Strategy Synthesis for Stochastic Rabin Games with Discounted Reward
For researchers in formal methods and game theory, this work advances the understanding of strategy complexity in stochastic games with combined qualitative and quantitative objectives.
The paper tackles strategy synthesis in stochastic Rabin games with discounted reward, showing that optimal almost-sure winning strategies may require infinite memory, but epsilon-optimal strategies can be finite-memory or memoryless. It provides a necessary and sufficient condition for memoryless epsilon-optimal strategies and an algorithm to compute them.

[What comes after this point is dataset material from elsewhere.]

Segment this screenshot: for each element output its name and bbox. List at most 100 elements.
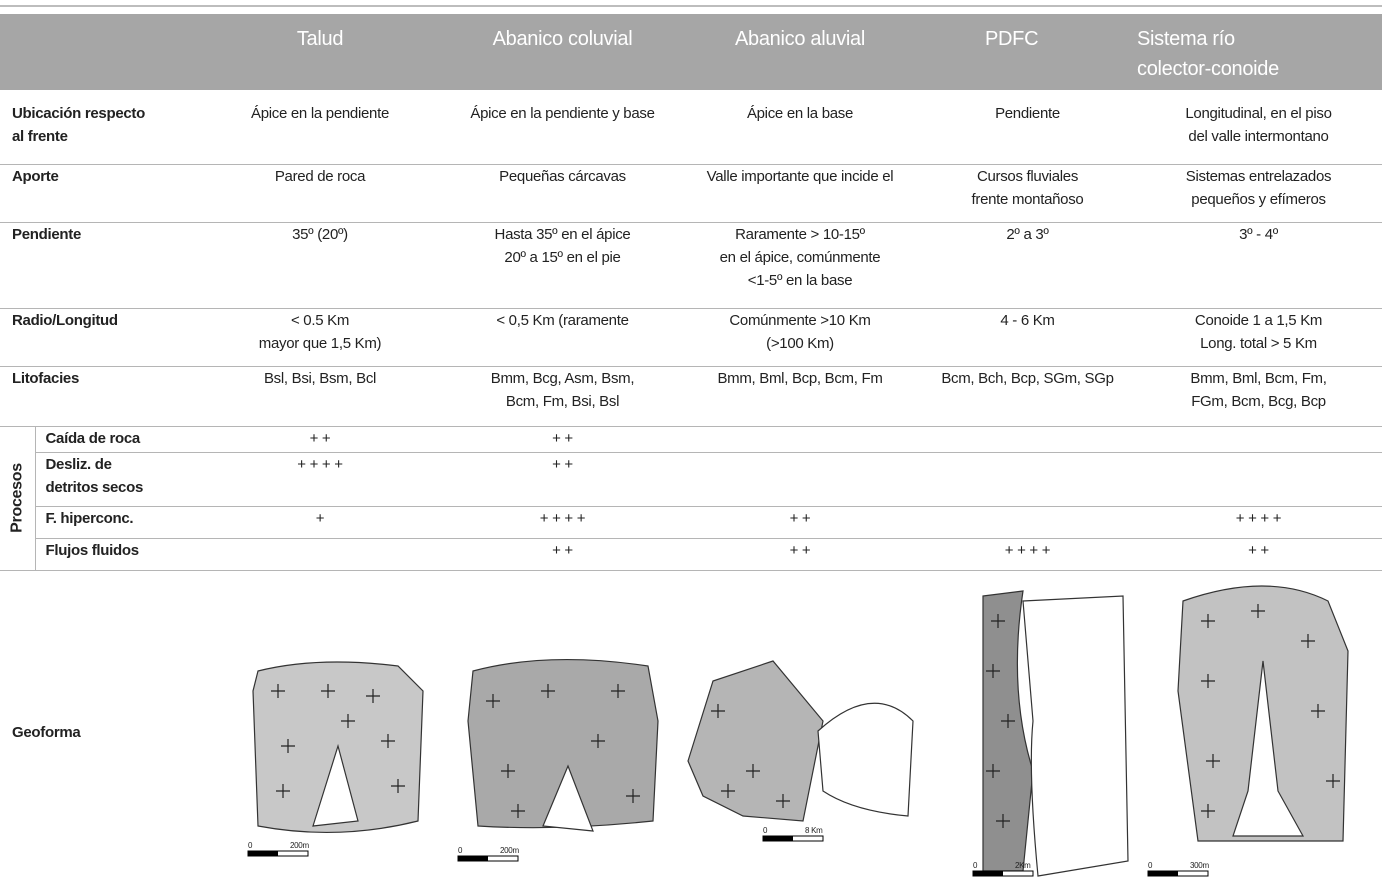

Stochastic games are often used to model reactive processes. We consider the problem of synthesizing an optimal almost-sure winning strategy in a two-player (namely a system and its environment) turn-based stochastic game with both a qualitative objective as a Rabin winning condition, and a quantitative objective as a discounted reward. Optimality is considered only over the almost-sure winning strategies, i.e., system strategies that guarantee the satisfaction of the Rabin condition with probability 1 regardless of the environment's strategy. We show that optimal almost-sure winning strategies may need infinite memory, but epsilon-optimal almost-sure winning strategies can always be finite-memory or even memoryless. We identify a sufficient and necessary condition of the existence of memoryless epsilon-optimal almost-sure winning strategies and propose an algorithm to compute one when this condition is satisfied.